Toutefois, la création d’une troisième procédure d’urgence, applicable à ces OQTF en l’absence de mesure de contrainte, ne paraît guère cohérente avec la logique de rationalisation sur laquelle repose la réforme. Ce choix implique en effet que les moyens nécessaires en vue d’un jugement rapide continueront d’être mobilisés dans des situations où, faute de perspective d’exécution forcée, l’urgence n’est en réalité pas constituée. L’incidence sur le fonctionnement des tribunaux administratifs sera importante car si l’administration maintient la pratique consistant à supprimer le délai de départ volontaire dans tous les cas où la loi le permet, au lieu de limiter cette suppression au cas où une mesure de contrainte est prise en même temps que l’OQTF ou envisagée à bref délai, plus de la moitié du contentieux des OQTF relèvera de la troisième procédure à juge unique.

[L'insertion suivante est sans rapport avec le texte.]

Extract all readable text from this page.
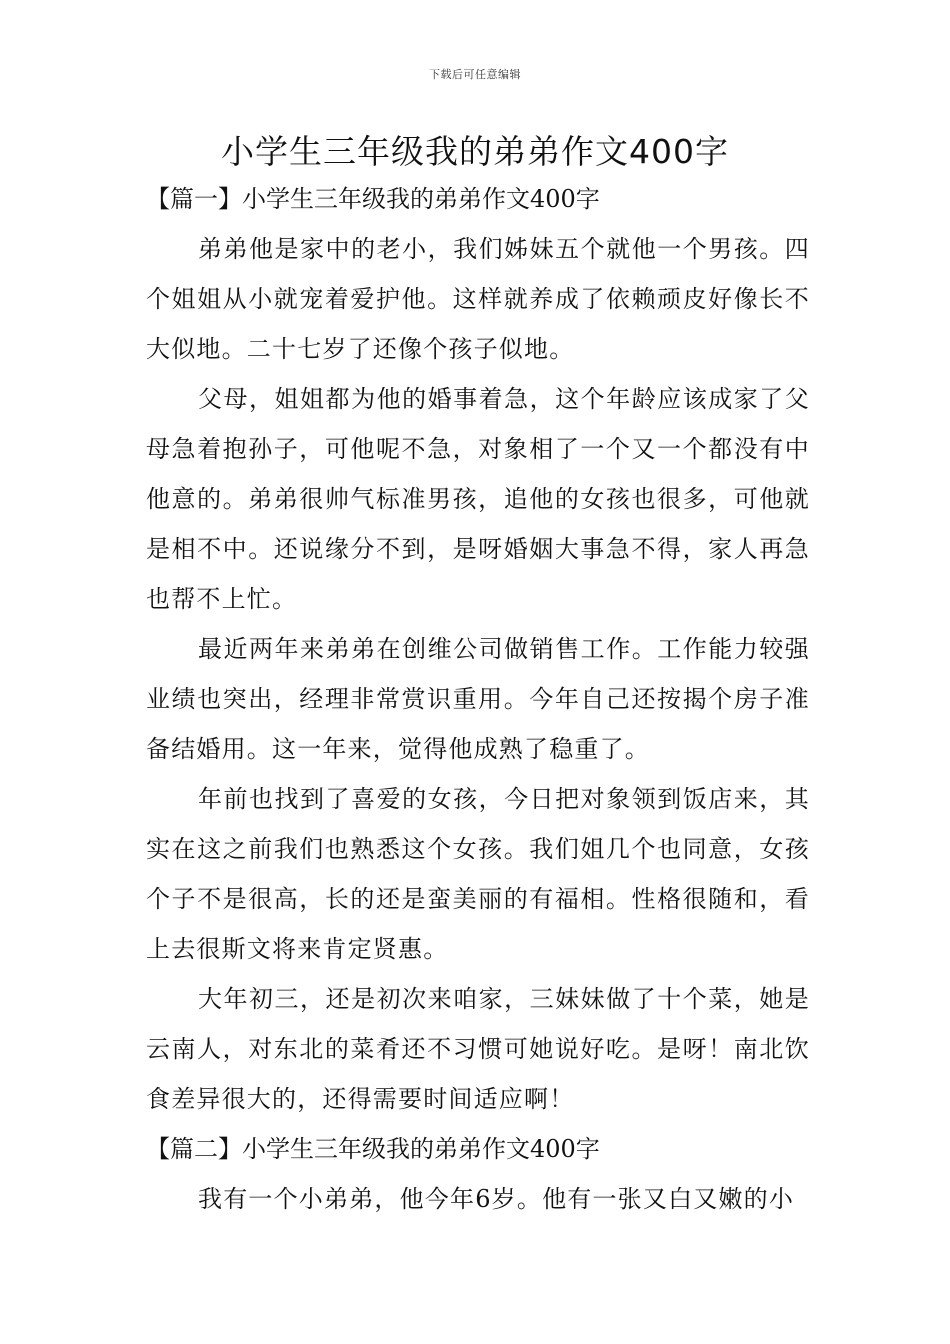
下载后可任意编辑
小学生三年级我的弟弟作文400字

【篇一】小学生三年级我的弟弟作文400字

弟弟他是家中的老小，我们姊妹五个就他一个男孩。四个姐姐从小就宠着爱护他。这样就养成了依赖顽皮好像长不大似地。二十七岁了还像个孩子似地。

父母，姐姐都为他的婚事着急，这个年龄应该成家了父母急着抱孙子，可他呢不急，对象相了一个又一个都没有中他意的。弟弟很帅气标准男孩，追他的女孩也很多，可他就是相不中。还说缘分不到，是呀婚姻大事急不得，家人再急也帮不上忙。

最近两年来弟弟在创维公司做销售工作。工作能力较强业绩也突出，经理非常赏识重用。今年自己还按揭个房子准备结婚用。这一年来，觉得他成熟了稳重了。

年前也找到了喜爱的女孩，今日把对象领到饭店来，其实在这之前我们也熟悉这个女孩。我们姐几个也同意，女孩个子不是很高，长的还是蛮美丽的有福相。性格很随和，看上去很斯文将来肯定贤惠。

大年初三，还是初次来咱家，三妹妹做了十个菜，她是云南人，对东北的菜肴还不习惯可她说好吃。是呀！南北饮食差异很大的，还得需要时间适应啊！

【篇二】小学生三年级我的弟弟作文400字

我有一个小弟弟，他今年6岁。他有一张又白又嫩的小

59. Le Conseil d’Etat regrette donc que n’ait pas été suivie sa recommandation de soumettre les OQTF, assorties ou non d’un délai de départ volontaire, à la procédure collégiale avec délai de recours d’un mois et délai de jugement de six mois en l’absence de mesure de contrainte – délais qui seraient abrégés en cas de notification ultérieure d’une telle mesure, une procédure d’urgence à juge unique devenant alors applicable. Il estime qu’il en serait résulté une conciliation plus équilibrée entre le droit d’exercer un recours effectif et les exigences d’efficacité en matière d’éloignement et une allocation plus pertinente des moyens dont dispose la juridiction administrative.

 

OQTF adressées aux demandeurs d’asile définitivement déboutés : même remarque

 

60. Le projet de loi prévoit que la contestation des OQTF visant des demandeurs d’asile définitivement déboutés relève de la procédure avec délai de recours de sept jours et délai de jugement de quinze jours, que l’OQTF soit ou non assortie d’un délai de départ volontaire, sauf en cas de rétention administrative rendant applicable la procédure avec délai de recours de 48 heures et délai de jugement de 96 heures.

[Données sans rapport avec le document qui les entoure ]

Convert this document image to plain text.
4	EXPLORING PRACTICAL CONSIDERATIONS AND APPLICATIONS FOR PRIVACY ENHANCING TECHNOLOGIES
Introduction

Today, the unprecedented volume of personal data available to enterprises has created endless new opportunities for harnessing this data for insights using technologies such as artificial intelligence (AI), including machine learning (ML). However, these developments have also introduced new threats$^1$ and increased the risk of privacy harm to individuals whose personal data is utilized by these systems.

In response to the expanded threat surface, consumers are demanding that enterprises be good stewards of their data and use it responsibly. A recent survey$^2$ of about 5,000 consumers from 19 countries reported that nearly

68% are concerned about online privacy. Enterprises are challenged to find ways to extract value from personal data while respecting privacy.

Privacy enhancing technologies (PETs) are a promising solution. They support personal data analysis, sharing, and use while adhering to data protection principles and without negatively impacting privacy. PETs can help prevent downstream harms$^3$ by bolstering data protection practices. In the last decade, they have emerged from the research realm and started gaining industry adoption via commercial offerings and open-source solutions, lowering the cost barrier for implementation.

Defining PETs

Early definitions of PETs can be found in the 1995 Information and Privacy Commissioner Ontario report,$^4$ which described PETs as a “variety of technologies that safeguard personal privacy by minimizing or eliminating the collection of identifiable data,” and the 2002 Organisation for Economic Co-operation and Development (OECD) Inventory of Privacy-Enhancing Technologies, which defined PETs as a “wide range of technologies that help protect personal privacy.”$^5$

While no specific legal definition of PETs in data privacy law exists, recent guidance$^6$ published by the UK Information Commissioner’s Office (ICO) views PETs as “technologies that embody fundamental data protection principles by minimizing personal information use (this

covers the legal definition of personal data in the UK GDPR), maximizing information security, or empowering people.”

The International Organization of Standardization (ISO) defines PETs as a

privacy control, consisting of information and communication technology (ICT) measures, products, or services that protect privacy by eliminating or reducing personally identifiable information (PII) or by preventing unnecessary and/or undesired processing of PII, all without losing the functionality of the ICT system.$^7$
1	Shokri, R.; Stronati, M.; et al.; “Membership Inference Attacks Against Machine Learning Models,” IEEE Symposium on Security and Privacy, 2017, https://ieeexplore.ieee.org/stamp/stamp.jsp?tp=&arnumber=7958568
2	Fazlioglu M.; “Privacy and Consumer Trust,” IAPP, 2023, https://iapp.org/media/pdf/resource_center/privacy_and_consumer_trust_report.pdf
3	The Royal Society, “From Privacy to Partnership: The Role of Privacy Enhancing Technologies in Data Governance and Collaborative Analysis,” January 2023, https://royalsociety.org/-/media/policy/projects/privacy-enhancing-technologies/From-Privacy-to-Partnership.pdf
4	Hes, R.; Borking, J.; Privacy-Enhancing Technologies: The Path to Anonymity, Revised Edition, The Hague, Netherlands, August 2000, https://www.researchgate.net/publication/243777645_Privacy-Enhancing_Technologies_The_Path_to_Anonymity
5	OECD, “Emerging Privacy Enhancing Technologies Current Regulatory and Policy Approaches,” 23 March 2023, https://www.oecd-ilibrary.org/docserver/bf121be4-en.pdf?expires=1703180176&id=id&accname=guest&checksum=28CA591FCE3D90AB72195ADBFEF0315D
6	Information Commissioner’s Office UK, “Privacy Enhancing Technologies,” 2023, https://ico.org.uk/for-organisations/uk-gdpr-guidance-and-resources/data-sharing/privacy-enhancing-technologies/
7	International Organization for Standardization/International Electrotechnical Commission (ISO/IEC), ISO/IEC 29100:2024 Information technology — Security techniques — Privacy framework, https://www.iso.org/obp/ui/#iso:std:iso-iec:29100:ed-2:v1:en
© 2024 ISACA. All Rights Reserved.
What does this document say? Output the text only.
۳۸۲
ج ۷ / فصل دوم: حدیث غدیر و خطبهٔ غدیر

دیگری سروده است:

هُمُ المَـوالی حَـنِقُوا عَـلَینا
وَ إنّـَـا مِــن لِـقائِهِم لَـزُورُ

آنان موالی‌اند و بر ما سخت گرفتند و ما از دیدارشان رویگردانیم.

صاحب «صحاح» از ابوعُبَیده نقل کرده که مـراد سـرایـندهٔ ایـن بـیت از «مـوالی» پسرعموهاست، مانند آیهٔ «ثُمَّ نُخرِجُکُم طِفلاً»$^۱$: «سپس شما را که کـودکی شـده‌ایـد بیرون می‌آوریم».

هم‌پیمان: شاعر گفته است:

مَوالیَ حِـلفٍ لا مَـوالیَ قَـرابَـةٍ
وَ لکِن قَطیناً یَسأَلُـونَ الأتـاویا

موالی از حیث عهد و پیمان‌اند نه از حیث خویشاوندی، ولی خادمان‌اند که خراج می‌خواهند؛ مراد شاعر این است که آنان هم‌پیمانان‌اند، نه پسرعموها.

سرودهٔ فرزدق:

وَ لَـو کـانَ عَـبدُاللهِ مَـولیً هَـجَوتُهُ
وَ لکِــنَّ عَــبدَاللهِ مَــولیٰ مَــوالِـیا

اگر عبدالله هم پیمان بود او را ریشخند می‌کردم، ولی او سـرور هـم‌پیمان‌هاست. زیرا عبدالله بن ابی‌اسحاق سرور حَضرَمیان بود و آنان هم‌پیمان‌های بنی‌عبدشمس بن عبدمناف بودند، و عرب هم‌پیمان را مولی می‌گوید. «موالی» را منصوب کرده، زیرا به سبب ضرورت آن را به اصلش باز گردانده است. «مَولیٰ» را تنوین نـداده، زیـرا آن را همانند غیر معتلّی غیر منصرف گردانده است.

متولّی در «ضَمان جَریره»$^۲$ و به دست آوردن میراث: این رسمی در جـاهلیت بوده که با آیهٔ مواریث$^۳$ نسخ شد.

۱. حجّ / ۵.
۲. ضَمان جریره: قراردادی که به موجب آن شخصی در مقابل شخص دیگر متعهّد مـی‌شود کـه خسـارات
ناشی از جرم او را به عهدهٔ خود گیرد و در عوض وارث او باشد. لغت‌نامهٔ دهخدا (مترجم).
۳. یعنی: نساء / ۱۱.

Si l’application d’un délai de recours de sept jours ne peut être regardé comme contraire à la Constitution (Conseil constitutionnel, décision n° 2018 762 DC du 15 mars 2018), le choix d’une procédure d’urgence en l’absence de mesure de contrainte et, partant, de perspective proche d’exécution forcée prête à interrogation pour les raisons indiquées ci-dessus. Par ailleurs, la disposition complique un tableau que le projet de loi a pour objet de simplifier puisqu’elle déroge à la fois au cadre général de contestation des OQTF avec délai de départ volontaire – qui relève pour le reste, en l’absence de mesure de contrainte, de la procédure collégiale avec délai de recours d’un mois et délai de jugement de six mois – et au cadre pourtant déjà dérogatoire de contestation des OQTF sans délai de départ volontaire – qui relève pour le reste, en l’absence de mesure de contrainte, de la procédure avec délai de recours de 72 heures et délai de jugement de six semaines.

 

 

Au final, les objections du Conseil d'Etat sont réelles, mais sans portée pratique quant à l'examen du projet de loi et à son adoption par le Parlement.

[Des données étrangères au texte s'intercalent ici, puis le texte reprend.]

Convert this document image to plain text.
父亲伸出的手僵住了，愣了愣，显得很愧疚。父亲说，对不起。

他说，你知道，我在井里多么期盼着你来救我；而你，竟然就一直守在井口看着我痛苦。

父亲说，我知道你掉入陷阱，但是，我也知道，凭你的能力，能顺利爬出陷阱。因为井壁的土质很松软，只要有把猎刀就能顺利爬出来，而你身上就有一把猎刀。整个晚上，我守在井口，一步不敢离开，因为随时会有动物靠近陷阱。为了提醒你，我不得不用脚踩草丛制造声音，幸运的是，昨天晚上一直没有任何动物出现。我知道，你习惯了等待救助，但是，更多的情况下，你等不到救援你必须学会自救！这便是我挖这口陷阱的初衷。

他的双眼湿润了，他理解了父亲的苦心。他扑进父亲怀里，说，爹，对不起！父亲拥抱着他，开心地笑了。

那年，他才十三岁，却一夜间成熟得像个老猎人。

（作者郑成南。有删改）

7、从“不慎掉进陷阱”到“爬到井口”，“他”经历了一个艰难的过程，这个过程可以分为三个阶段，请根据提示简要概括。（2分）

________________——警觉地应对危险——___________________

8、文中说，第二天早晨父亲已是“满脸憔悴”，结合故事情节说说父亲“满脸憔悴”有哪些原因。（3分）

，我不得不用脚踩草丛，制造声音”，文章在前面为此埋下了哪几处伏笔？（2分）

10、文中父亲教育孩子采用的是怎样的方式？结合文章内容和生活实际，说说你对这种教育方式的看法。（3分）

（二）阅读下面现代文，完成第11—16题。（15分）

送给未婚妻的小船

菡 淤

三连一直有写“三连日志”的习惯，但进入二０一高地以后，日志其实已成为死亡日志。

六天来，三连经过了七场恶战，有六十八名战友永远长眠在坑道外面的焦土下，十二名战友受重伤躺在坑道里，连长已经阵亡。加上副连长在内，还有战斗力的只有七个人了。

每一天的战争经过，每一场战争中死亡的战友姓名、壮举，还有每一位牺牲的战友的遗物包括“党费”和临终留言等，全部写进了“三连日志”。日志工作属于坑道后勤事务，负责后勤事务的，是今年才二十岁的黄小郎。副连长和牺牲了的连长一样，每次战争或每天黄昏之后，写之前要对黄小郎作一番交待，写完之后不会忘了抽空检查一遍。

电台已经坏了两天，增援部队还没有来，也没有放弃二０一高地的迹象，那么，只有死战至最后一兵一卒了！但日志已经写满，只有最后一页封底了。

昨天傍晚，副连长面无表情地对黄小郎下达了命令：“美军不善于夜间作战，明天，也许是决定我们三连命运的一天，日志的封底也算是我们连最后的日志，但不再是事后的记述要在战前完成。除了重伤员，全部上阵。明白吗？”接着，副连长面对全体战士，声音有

Elles portent essentiellement sur la disproportion entre les objectifs affichés (expulser plus et mieux en préservant les droits à recours) et les moyens choisis (absence d'étude d'impact sérieuse) qui risque de mettre la Justice en difficulté.

Par contre, aucune remise en cause du fonds du projet : la volonté de réduire les flux migratoires et d'accélérer et d'augmenter les expulsions.

En réalité elles font apparaître en creux l'objectif politique de cette loi : démontrer que l'existence de droits et de recours juridiques empêche cette politique de refoulement et d'expulsion massive souhaitée par l'extrême-droite, et reprise par la droite au pouvoir.

Le volet "intégration par le travail", qui prévoit des régularisations de travailleurs clandestins dans les "métiers en tension" ou un nouveau titre "talents" dans les métiers de la santé, n'est là que pour souligner l'infériorité des droits accordés à ces travailleurs par rapport aux "nationaux". Cette "concession" très ambigüe n'est pourtant pas au goût de la droite LR qui voudrait encore la rogner !

Combattre ce projet de loi est donc bien une nécessité pour qui prend au sérieux l'universalité des droits humains.